Sederhana memang, tapi bahkan pada masa lalu dalam keterbatasannya pun, nenek moyang suku Karo sudah beradaptasi dengan baik menyiasati keadaan. Pengawet pabrikan belumlah ada seperti sekarang, bahkan garampun susah didapatkan.
Di samping itu terbukti sekarang bahwa pengawet, setidaknya dalam contoh monosodium glutamat, justru berisiko merusak kesehatan manusia. Namun, dalam Cimpa Matah, ada kandungan filosofi bahwa "Sesuatu yang tidak pernah dimasak tidak akan pernah basi".
Walaupun dengan maksud sedikit bercanda, ternyata menumbuk beras bisa juga membuat tangan gemetar dan jari-jari, terutama jempol, serasa melebar 2 kali lipat dari ukuran normal. Susah mengetik di keyboard ini adalah buktinya.
Masih dalam maksud bercanda, barangkali karena itu jugalah wanita-wanita pada suku Karo lebih mirip Hercules dalam hal tenaga, meskipun tidak kalah juga dengan Dewi Aprodhite dalam hal kecantikannya. Penganan ini memang biasanya dibuat oleh wanita.

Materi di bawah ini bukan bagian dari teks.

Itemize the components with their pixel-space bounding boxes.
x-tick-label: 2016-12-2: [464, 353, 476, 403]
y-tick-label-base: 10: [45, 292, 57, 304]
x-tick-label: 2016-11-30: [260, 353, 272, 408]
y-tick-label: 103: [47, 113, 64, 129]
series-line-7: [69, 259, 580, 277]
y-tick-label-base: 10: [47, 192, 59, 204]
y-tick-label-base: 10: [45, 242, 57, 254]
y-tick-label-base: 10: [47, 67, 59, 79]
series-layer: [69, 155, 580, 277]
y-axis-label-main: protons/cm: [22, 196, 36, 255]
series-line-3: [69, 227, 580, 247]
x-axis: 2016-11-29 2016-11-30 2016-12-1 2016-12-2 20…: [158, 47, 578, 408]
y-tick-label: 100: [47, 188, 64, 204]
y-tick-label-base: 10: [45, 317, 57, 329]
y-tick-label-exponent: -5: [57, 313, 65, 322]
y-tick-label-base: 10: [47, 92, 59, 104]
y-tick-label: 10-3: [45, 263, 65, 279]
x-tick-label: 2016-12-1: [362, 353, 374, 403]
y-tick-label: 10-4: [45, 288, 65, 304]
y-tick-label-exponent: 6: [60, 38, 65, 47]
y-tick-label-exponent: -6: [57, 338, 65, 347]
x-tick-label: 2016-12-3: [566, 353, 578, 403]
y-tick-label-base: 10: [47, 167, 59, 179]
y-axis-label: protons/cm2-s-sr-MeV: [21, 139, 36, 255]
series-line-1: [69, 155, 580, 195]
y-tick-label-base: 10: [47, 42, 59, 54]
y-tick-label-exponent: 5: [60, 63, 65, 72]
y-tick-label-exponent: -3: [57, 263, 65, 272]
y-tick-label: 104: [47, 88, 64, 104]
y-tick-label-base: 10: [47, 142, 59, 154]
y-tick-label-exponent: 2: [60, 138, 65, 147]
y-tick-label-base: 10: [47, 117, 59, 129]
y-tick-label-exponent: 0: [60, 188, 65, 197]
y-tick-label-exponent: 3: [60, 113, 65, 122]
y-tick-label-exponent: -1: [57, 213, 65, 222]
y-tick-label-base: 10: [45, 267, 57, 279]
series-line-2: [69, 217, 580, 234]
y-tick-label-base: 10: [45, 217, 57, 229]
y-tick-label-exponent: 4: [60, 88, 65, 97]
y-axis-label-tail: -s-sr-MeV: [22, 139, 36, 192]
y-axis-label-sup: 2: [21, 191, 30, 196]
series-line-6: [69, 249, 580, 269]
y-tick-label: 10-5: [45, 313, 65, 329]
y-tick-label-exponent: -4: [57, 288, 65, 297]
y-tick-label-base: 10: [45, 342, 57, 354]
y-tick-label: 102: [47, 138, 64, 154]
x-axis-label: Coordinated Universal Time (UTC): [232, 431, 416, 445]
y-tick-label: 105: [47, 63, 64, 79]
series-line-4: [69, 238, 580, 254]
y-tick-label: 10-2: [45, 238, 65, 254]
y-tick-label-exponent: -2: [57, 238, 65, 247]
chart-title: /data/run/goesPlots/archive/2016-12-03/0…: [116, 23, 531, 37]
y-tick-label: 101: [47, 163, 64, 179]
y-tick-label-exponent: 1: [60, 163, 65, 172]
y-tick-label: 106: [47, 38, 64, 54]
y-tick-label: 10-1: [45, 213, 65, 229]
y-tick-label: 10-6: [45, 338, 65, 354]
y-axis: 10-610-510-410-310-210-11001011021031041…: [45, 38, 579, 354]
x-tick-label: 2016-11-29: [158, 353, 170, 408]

Saya yang membuatnya pada malam ini, hanya mau mencoba meresapi bagaimana hebatnya perjuangan yang harus dilakoni oleh seorang ibu untuk keluarganya. Jangan kira walaupun untuk sekadar memasak dan memberi makan anggota keluarga adalah perkara mudah dan tidak butuh energi yang memadai.
Isu gender dan pelajaran filosofi dari perkara membuat Cimpa Matah ini, memberiku pelajaran terakhir, bahwa untuk membuat cimpa matah turut menghasilkan sekurangnya 1 seloki keringat dan rasa lapar yang cukup menggelora.Â
Maka, bila hari ini di rumahmu ada makanan tersaji entah dalam bentuk apa saja, ingatlah bahwa ada seorang ibu yang tidak saja mencurahkan tenaga, tapi juga pikiran dan perasaannya saat membuatnya. Mungkin dengan itu, kita tidak akan terlalu mudah lagi menuntut ini dan itu. Udah itu saja.